Mi gasa, il nuovo singolo di Bruno, che mescolando Battiato, Moby e new-wave di inizio Ottanta tira fuori dal cilindro un viaggio lisergico attraverso il caleidoscopio di una riflessione esistenziale che sa di filosofia e ascetismo. Il brano sta in piedi sopratutto in virtù di un testo ben scritto, che inchioda con leggerezza all’ascolto.

LETIZYA, Mostri

Ho già  avuto in modo, in passato, di parlare di Letizya, cantautrice che già  dal primo singolo sembrava aver qualcosa di importante da dire; le prime sensazioni destate da “Mostri” confermano quanto detto in precedenza e poc’anzi: la ragazza ci sa fare, ha buon gusto e un bel piglio autorale che ne avvicina con efficacia la proposta sia al linguaggio della Gen Z che a quello del pop più tradizionale. La voce, poi, è davvero bella.

BARUFFA, Amore magico

Chitarrine lisergiche a metà  tra i Beach Boys e Colombre, penna che non sa fare a meno di ricordare il compianto Ivanone Graziani, timbro vellutato che sembra levarsi dagli echi degli anni Sessanta: c’è qualcosa di magico, appunto, in “Amore magico”; qualcosa che scivola come olio sulla pelle fin da primo ascolto, lasciando la sensazione di aver toccato qualcosa di etereo quanto consistente.

POLAAR, Golden Silence

Bell’elettronica che si mescola ad echi del Gabriel più ispirato, articolando fra loro mondi diversi nel segno di una nuova “new-wave” che pesca a piene mani dal mondo brit senza però affrancarsi da una certa propensione al lato più oscuro della luna, attraverso un cantato stentoreo che ricorda – a suo modo – un incrocio riuscito tra Joy Division e Depeche Mode.
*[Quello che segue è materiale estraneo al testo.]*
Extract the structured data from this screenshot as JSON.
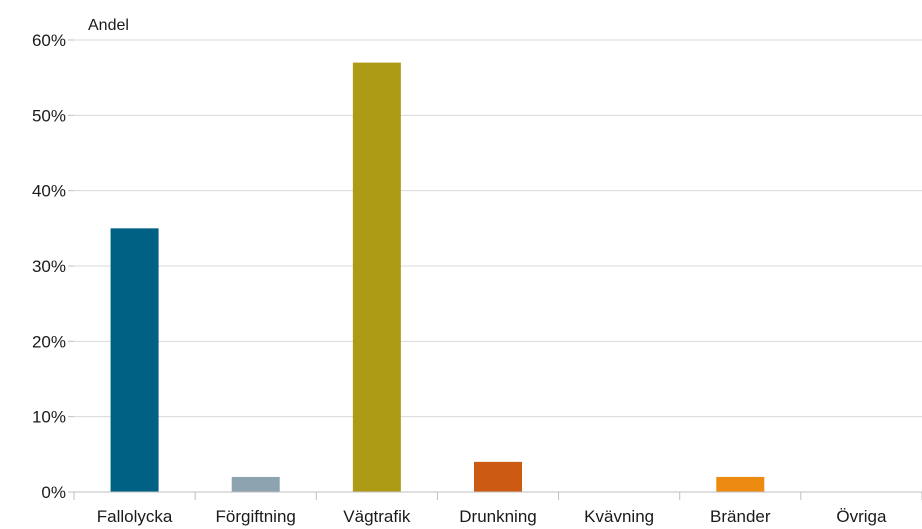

Insomma, un ottimo connubio di influenze che conquista sin da primo ascolto.

COMECARBONE, LUCIANO TARULLO, Vorrei

Primissima scena indipendente di fine Novanta/inizio Duemila, vocalità  graffiata il giusto a ricordare un po’ i Litfiba, un po’ i MST, un po’ gli After dei bei tempi: sinergie riuscite di influenze che pescano a piene mani dal grunge e dal post-rock nostrano senza però precludersi uno sguardo verso oltreoceano. C’è qualcosa che mi ricorda i Soundgarden, e quindi mi piace.

FRANCESCO MORRONE, L’amore non conviene

Trame che si infittiscono attorno alla scrittura sensuale, chiara e diretta di Morrone, che descrive con efficacia l’amplesso doloroso della vita che si fa, spesso, caduta e rinascita. Il timbro di Morrone, qui, finisce con il ricordare la poesia di Fossati e forse anche un po’ quella di Mannarino, non privandosi di un afflato romantico che ammicca comunque al folk di oltralpe e oltreoceano.

CEROLI, Tre giorni in hangover

Interessante il nuovo singolo di Ceroli, arricchito da una parte musicale che impreziosisce il testo di una canzone che rimane sospesa e aggrappata al timbro esile di Ceroli; c’è del lisergico (e come potrebbe essere diversamente), ma anche qualcosa di estremamente romantico nel bisbiglio a metà  tra felicità  e follia dell’artista di Lanciano.